Robust Nonparametric Multivariate Outlier Identification

Series: 
Stochastics Seminar
Thursday, September 25, 2008 - 15:00
1 hour (actually 50 minutes)
Location: 
Skiles 269
,  
Department of Mathematical Sciences, University of Texas at Dallas
Organizer: 
Robustness of several nonparametric multivariate "threshold type" outlier identification procedures is studied, employing a masking breakdown point criterion subject to a fixed false positive rate. The procedures are based on four different outlyingness functions: the widely-used "Mahalanobis distance" version, a new one based on a "Mahalanobis quantile" function that we introduce, one based on the well-known "halfspace" depth, and one based on the well-known "projection" depth. In this treatment, multivariate location outlyingness functions are formulated as extensions of univariate versions using either "substitution" or "projection pursuit," and an equivalence paradigm relating multivariate depth, outlyingness, quantile, and centered rank functions is applied. Of independent interest, the new "Mahalanobis quantile" outlyingness function is not restricted to have elliptical contours, has a transformation-retransformation representation in terms of the well-known spatial outlyingness function, and corrects to full affine invariance the orthogonal invariance of that function.
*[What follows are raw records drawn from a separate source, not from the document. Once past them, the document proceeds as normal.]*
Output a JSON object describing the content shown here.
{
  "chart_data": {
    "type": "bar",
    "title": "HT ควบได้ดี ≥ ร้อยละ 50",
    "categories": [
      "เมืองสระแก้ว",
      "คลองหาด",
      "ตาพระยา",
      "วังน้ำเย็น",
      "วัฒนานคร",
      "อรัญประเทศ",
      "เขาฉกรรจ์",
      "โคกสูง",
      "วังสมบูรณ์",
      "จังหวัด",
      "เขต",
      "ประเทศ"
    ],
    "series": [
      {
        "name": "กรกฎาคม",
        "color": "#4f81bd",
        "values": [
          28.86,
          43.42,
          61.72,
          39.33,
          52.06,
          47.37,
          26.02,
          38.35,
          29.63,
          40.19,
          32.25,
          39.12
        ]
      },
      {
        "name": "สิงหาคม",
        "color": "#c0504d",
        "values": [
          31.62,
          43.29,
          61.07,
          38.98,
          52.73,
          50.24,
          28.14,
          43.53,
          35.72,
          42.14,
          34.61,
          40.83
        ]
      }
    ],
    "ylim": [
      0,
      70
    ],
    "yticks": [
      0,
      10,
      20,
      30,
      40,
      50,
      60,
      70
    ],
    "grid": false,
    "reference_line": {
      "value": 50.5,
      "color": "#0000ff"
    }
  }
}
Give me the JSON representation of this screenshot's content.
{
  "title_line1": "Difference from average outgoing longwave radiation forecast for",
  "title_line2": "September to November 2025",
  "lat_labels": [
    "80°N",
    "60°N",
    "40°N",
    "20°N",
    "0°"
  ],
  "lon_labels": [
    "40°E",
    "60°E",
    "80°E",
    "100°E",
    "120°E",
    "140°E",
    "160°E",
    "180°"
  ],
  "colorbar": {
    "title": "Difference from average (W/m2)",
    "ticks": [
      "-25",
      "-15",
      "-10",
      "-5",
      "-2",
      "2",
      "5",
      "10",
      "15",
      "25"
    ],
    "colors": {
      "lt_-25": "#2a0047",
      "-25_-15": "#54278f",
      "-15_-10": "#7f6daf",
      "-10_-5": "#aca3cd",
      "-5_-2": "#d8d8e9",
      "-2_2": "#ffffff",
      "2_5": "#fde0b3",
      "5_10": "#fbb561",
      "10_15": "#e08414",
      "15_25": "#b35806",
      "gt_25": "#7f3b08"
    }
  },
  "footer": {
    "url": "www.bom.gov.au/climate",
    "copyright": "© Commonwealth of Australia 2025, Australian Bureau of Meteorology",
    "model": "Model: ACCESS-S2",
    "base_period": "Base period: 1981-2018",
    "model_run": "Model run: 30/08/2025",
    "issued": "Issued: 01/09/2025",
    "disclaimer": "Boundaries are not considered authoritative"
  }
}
Here two special tools, also of independent interest, are introduced and applied: a notion of weak covariance functional, and a very general and flexible formulation of affine equivariance for multivariate quantile functions. The new Mahalanobis quantile function inherits attractive features of the spatial version, such as computational ease and a Bahadur-Kiefer representation. For the particular outlyingness functions under consideration, masking breakdown points are evaluated and compared within a contamination model. It is seen that for threshold type outlier identification the Mahalanobis distance and projection procedures are superior to the others, although all four procedures are quite suitable for robust ranking of points with respect to outlyingness. Reasons behind these differences are discussed, and directions for further study are indicated.